Leenoy Meshulam is a Swartz postdoctoral fellow at the University of Washington. Her primary focus is on how complex interactions in large neuronal populations are coordinated to give rise to function and computation. Her research draws on theoretical frameworks from statistical physics and dynamical systems to uncover principles of brain function. Additionally, she uses analytical and computational methods to study how anatomical connections constrain network interactions. She has been serving as junior chair of the International Brain Laboratory theory group since 2019, after joining the collaboration while working at the Massachusetts Institute of Technology. As part of this project, she also serves as a mentor in the SCGB SURF program, whose goal is to spark interest in computational neuroscience among undergraduate students from diverse backgrounds. Meshulam obtained her Ph.D. from Princeton University under the supervision of Bill Bialek, David Tank and Carlos Brody. Prior to that she completed her master’s degree in physics and biology at Tel Aviv University in Israel.
Principal Investigator: Ila Fiete
Fellow: Patrick Udeh
“Modular multi-scale information flow in large neural networks”

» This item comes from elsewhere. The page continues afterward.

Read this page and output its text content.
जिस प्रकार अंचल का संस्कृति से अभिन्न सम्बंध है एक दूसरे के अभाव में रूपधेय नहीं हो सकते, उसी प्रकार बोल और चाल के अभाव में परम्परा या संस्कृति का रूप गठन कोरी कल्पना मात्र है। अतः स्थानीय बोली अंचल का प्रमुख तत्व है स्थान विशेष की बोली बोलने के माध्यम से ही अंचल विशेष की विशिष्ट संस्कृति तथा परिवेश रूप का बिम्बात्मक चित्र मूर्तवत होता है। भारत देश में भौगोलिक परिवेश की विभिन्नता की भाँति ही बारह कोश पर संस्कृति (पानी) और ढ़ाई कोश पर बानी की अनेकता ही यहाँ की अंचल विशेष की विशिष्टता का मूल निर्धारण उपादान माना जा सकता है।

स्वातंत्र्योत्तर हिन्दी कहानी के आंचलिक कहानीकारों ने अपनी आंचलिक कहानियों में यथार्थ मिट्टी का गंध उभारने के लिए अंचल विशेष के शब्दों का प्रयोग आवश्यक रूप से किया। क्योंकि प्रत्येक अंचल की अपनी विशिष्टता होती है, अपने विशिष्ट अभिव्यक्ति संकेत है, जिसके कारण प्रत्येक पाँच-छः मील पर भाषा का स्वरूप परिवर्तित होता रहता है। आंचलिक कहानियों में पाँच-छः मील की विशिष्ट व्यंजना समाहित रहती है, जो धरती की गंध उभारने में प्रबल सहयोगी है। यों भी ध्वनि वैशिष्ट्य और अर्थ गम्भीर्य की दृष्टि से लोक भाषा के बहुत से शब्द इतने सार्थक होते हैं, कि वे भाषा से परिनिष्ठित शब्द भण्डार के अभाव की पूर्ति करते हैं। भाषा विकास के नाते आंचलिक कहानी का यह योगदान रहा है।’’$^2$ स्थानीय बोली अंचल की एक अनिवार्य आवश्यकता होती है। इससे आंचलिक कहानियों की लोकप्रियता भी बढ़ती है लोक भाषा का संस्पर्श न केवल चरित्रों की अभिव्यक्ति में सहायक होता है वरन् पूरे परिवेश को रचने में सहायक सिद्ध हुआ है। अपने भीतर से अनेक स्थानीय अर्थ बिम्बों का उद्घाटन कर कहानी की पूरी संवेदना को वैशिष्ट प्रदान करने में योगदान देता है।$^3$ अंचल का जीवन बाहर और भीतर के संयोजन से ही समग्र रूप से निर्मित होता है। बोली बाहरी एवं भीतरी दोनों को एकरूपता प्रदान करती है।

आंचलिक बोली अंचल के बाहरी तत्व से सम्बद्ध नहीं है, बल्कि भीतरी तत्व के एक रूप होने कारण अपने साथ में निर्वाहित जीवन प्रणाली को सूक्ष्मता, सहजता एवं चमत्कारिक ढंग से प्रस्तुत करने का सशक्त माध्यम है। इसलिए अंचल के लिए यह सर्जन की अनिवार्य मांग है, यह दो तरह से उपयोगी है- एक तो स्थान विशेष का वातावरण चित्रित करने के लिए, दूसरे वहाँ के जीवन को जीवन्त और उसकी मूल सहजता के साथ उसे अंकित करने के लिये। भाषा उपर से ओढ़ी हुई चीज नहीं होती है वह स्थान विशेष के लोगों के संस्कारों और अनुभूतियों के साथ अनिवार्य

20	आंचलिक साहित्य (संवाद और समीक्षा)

Every decision, action or thought we make involves millions of neurons rapidly interacting with each other all across the brain. How this incredibly complex network of communication gives rise to our behavior is still largely unknown. We draw on the theoretical richness of network theory and control theory to develop a set of scalable computational and analytical tools that will elucidate brain-wide information flow patterns. We will analyze hundreds of large-scale electrophysiology recordings of neural data from laboratories across the world as part of the theory effort of the International Brain Laboratory, an international consortium of neuroscientists investigating how the brain executes decisions. We will investigate how different network elements in the brain facilitate information flow across regions, how network organization changes during a decision-making process, and what the role of different spatial and temporal scales is in creating meaningful sub-networks. Together, these investigations will decipher how sensory, motor and cognitive information flows between regions, and how it gets incorporated into large-scale network dynamics that give rise to a decision. As a bonus, this project will provide the field with a set of network-level analysis tools that are deeply rooted in theory and developed for large-scale cellular-resolution datasets.